Once information has been entered into the system, dashboard, reports and landing page allow easily monitoring of mortality, morbidity, reproductive health, diseases surveillance, Epi and nutritional indicators.
The landing page, that is publicly available, displays indicator values at country and camp levels. The picture below shows pie charts (Fig.2) about the top five causes of morbidity in 6 Rwandese Refugee camps, grouped by disease type ( Acute Health Conditions, Chronic Diseases, Injuries, Mental Health Disease)
The following image instead shows the breakdown of ‘Skilled Birth Attendance’ indicator in Rwandese camps (Fig.3)
The dashboard is also a key element of the iRHIS system. Displayed data is based on users’ permissions and Figure 4 shows some dashboard indicators (population, morbidity and mortality) related to Kiziba Refugee camp in Rwanda.
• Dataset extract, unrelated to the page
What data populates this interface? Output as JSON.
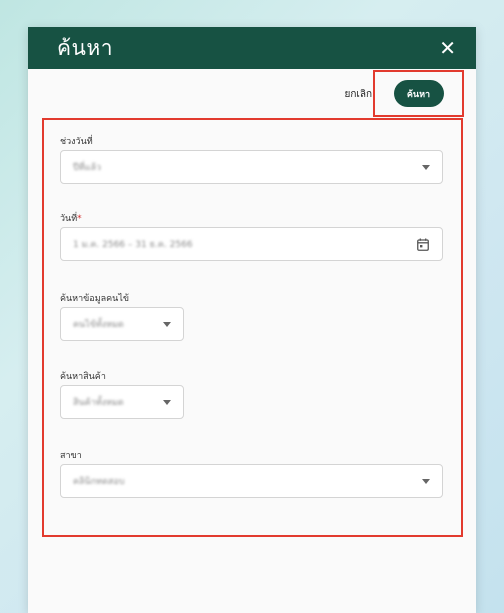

A great advantage of the system is that not only camp, country or regional supervisors but also clinicians at health center level can view updated indicators directly on their dashboard on their tablets. This helps them to always have a clear picture of the current status of the Health Facility or Camp where they work in. Furthermore, they can see their data collection efforts being used to generate valuable information.
Also reports are automatically generated weekly. They provide a comprehensive overview of public health and wash indicators at refugee camp level. Figure 5 and 6 show some examples of iRHIS reports.